Expression and purification of R1Bm-EN

The pR1EN and its mutant derivatives were transformed into E. coli BL21(DE3)/pLysS strain. The transformants were cultured at 37°C in 50 ml of Luria broth until the optical density at 600 nm reached ∼0.8. Isopropyl- β-d-thiogalactopyranoside (IPTG) was then added to a final concentration of 1 mM, followed by further incubation at 25°C overnight. Cells were pelleted by centrifugation and frozen in liquid nitrogen. Purification of R1EN was conducted following the protocol from Qiagen (catalog number 30210).

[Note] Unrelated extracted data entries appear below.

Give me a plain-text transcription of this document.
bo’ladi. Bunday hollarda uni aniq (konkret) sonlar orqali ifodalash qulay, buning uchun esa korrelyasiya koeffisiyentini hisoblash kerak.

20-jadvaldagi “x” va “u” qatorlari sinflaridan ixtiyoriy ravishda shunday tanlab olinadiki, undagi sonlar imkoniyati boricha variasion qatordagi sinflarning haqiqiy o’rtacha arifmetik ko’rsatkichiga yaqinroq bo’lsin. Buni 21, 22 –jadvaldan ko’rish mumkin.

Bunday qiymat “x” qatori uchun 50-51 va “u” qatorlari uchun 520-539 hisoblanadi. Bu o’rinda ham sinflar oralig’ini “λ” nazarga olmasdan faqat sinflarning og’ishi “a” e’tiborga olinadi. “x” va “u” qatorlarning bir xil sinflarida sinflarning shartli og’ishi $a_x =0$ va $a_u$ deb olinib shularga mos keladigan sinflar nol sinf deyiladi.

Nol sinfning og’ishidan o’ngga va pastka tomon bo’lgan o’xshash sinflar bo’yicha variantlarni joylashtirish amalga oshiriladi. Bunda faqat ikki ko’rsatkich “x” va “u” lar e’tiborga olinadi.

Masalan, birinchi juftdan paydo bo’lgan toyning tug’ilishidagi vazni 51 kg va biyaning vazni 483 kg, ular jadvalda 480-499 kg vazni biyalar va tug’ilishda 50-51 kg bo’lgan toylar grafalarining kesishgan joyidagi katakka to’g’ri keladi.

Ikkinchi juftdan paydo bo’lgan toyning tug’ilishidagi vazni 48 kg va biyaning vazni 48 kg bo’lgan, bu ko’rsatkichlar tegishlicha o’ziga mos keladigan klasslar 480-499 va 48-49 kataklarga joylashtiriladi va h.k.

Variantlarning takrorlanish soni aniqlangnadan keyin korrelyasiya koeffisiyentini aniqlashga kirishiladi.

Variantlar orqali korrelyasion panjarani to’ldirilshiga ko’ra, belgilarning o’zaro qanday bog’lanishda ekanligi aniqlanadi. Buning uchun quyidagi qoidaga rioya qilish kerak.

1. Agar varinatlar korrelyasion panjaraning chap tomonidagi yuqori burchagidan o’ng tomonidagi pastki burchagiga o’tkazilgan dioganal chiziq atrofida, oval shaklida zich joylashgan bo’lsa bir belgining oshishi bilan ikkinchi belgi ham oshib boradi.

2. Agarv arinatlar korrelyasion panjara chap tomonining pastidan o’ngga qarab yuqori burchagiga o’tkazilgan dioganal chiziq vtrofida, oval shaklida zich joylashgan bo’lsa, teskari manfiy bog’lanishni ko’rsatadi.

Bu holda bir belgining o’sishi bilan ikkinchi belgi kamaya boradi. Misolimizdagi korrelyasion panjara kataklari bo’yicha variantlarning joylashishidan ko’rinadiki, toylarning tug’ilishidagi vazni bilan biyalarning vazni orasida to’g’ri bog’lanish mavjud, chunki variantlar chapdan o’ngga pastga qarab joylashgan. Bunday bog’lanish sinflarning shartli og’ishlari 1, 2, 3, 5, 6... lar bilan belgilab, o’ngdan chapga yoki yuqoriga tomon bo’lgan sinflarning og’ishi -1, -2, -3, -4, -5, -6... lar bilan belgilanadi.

Cell pellets were thawed at 4°C for 10 min, suspended in 0.6 ml of sonication buffer [50 mM sodium phosphate (pH 6.0), 0.5 M NaCl, 100 mM imidazole, 20 mM 2-mercaptoethanol, 2% triton X-100] and sonicated for 1 min on ice. The cell extracts were clarified by centrifugation at 20 000 × g for 10 min and filtration through a 0.45 μm membrane (Millipore). Because the total volume of cell extracts increased when the mass of cell pellets are taken into account, the imidazole concentration was readjusted to 100 mM, the supernatant was mixed with 30 μl of pre-equilibrated nickel NTA agarose (Qiagen) at 4°C for 2 h. The resin was washed three times with 1 ml of sonication buffer, three times with 1 ml of washing buffer [50 mM sodium phosphate (pH 6.0), 1 M NaCl, 100 mM imidazole] and once with 1 ml of washing buffer containing 0.35 NaCl. Finally, the protein was eluted with 0.25 ml of elution buffer [50 mM sodium phosphate (pH 6.0), 0.35 M NaCl, 0.3 M imidazole]. The eluted protein was ultrafiltered and concentrated in storage buffer [50 mM sodium phosphate (pH 7.0), 0.35 M NaCl, 10% glycerol, 10 mM 2-mercaptoethanol] with Microcon YM-10 (Millipore). The purified protein, the concentration of which was determined by SDS–PAGE, was diluted with storage buffer at 0.5 mg/ml and stored at −80°C. The concentration of R1Bm EN was determined by comparing the intensity of the band with an analytical curve obtained from Coomassie blue stained SDS–PAGE gel with that of known amounts of bovine serum albumin.

Crystallographic study

For crystallization, BL21(DE3)/pLysS cells carrying pR1EN were cultured in LB medium at 37°C. When OD600 had reached to 0.6, IPTG was added to the medium at final concentration as 0.75 mM, and cells were further incubated for 6 h at 26°C. Cells were collected by centrifugation and stored at −80°C.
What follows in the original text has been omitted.